Jonatan Alessandro

Personal information
- Full name: Jonatan Alberto Alessandro
- Date of birth: 5 January 1987 (age 38)
- Place of birth: Buenos Aires, Argentina
- Height: 1.78 m (5 ft 10 in)
- Position: Forward

Team information
- Current team: L'Aquila
- Number: 20

Youth career
- Ternana

Senior career*
- Years: Team / Apps / (Gls)
- 2006–2011: Ternana / 40 / (3)
- 2007: → Igea Virtus (loan) / 7 / (0)
- 2007–2008: → Catanzaro (loan) / 17 / (2)
- 2009: → Cisco Roma (loan) / 11 / (4)
- 2011–2012: Sporting Terni / 20 / (8)
- 2012–2013: Chieti / 56 / (10)
- 2013–2014: Cosenza / 42 / (5)
- 2014–2015: Sambenedettese / 12 / (3)
- 2015–2016: Campobasso / 34 / (15)
- 2016–2018: Delta Rovigo / 53 / (22)
- 2018: Avezzano / 13 / (1)
- 2018–2019: Campobasso / 24 / (13)
- 2019–2020: Pineto / 19 / (3)
- 2020–2021: Latina / 32 / (9)
- 2021–2022: Vastese / 32 / (14)
- 2022–: L'Aquila / 8 / (1)

= Jonatan Alessandro =

Argentine footballer (born 1987)

Jonatan Alberto Alessandro (born 5 January 1987) is an Argentine footballer who plays for Italian Serie D club L'Aquila.

==Biography==

===Ternana===
Born in Buenos Aires, capital of Argentina, Alessandro moved to Italy at young age.

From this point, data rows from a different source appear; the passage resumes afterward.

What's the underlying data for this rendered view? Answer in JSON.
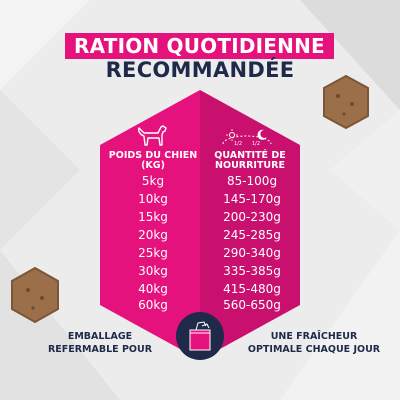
{
  "heading": {
    "title": "RATION QUOTIDIENNE",
    "subtitle": "RECOMMANDÉE"
  },
  "table": {
    "left_header": "POIDS DU CHIEN\n(KG)",
    "right_header": "QUANTITÉ DE\nNOURRITURE",
    "portion_left": "1/2",
    "portion_right": "1/2",
    "rows": [
      {
        "weight": "5kg",
        "food": "85-100g"
      },
      {
        "weight": "10kg",
        "food": "145-170g"
      },
      {
        "weight": "15kg",
        "food": "200-230g"
      },
      {
        "weight": "20kg",
        "food": "245-285g"
      },
      {
        "weight": "25kg",
        "food": "290-340g"
      },
      {
        "weight": "30kg",
        "food": "335-385g"
      },
      {
        "weight": "40kg",
        "food": "415-480g"
      },
      {
        "weight": "60kg",
        "food": "560-650g"
      }
    ]
  },
  "bottom": {
    "left_text": "EMBALLAGE\nREFERMABLE POUR",
    "right_text": "UNE FRAÎCHEUR\nOPTIMALE CHAQUE JOUR"
  },
  "colors": {
    "pink": "#e5127d",
    "pink_dark": "#c9106e",
    "navy": "#1f2a4a",
    "background": "#ebebeb"
  },
  "icons": {
    "dog": "dog-icon",
    "sun": "sun-icon",
    "moon": "moon-icon",
    "bag": "resealable-bag-icon"
  }
}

He was a youth product of Ternana. He made his debut in 2006–07 Serie C1. In January 2007, he was loaned to Serie C2 side Igea Virtus – Barcellona along with Alessandro Marotta. On 31 August 2007 he was signed by Catanzaro. On 30 January 2009 Alessandro left for Cisco Roma. Alessandro became a regular member for Ternana from 2009 to 2011, despite mainly as substitute (27 as substitutes out of 35 appearances).

In 2011, he left for Serie D club Sporting Terni (top level of amateur football and Italian fifth level until 2014). The club used different stadium despite in the same city with Ternana.

===Chieti===
On 28 January 2012 Alessandro returned to professional football for Lega Pro Seconda Divisione (ex–Serie C2) club Chieti. Alessandro was the centre forward in 4-2-3-1 formation in the first 3 matches of promotion playoffs. Alessandro returned to play his usual position in the midfield in the last game, with Giuseppe Lacarra as forward.

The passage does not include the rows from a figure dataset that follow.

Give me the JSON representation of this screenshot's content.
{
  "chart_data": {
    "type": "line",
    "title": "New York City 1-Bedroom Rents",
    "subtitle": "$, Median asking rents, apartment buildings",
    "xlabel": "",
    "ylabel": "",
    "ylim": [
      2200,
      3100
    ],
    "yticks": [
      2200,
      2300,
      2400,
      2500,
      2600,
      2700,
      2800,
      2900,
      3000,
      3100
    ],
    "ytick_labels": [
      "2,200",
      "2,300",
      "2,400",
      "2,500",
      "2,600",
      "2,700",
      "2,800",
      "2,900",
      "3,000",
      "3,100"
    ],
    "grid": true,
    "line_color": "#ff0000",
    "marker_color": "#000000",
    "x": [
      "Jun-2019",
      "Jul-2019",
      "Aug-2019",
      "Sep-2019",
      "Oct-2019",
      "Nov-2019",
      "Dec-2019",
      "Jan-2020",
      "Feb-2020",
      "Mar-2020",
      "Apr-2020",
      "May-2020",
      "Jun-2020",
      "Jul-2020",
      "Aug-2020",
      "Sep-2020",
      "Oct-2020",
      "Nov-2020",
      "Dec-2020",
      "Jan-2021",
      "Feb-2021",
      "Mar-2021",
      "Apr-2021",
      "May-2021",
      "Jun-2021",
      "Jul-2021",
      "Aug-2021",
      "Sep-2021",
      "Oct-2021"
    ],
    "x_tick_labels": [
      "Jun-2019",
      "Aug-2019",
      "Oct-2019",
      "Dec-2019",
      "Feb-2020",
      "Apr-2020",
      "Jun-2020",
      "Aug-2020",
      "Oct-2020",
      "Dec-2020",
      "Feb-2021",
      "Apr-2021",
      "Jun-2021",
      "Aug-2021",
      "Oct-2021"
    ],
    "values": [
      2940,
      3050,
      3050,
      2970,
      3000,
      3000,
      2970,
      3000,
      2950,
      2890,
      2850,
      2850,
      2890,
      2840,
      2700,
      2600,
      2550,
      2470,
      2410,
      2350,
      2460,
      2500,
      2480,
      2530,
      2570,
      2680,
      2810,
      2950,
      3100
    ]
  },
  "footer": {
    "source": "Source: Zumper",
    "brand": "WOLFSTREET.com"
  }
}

He renewed the contract on 22 July.

===Cosenza===
On 28 July 2013 Alessandro was signed by Cosenza. The club was among 7 additional teams that admitted to the fourth division from 2013–14 Serie D to fill the vacancies on 5 August. However it also saw at the end of 2013–14 season the two divisions of Lega Pro would be merged, as well as the reduction of 69 teams to 60 teams, thus 18 teams instead of 9 teams would be relegated.

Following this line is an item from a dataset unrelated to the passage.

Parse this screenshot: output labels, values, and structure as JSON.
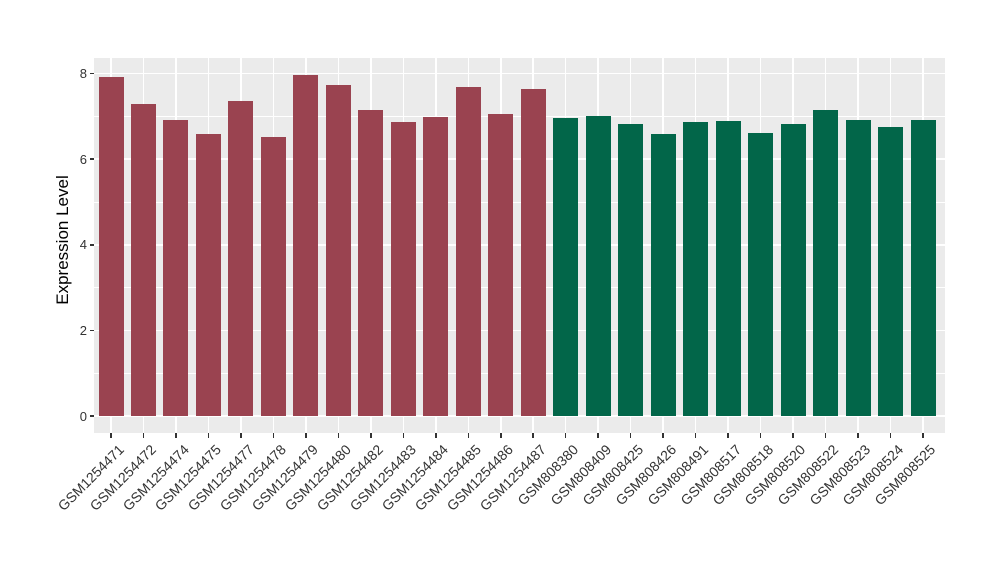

As of round 32 the club was the runner-up, and had been mathematically promoted to Serie C. Alessandro scored 5 goals as the fourth scorer of the team, behind Gianluca De Angelis, Manolo Mosciaro and Elio Calderini.

===Serie D===
In July 2020 Alessandro signed for Latina where he played a big part in Latina getting promoted back to the Serie C. In the 2020–21 season he scored 9 goals in 32 matches as Latina finished second in the Serie D Girone G.

On 11 August 2021, he joined Vastese in Serie D.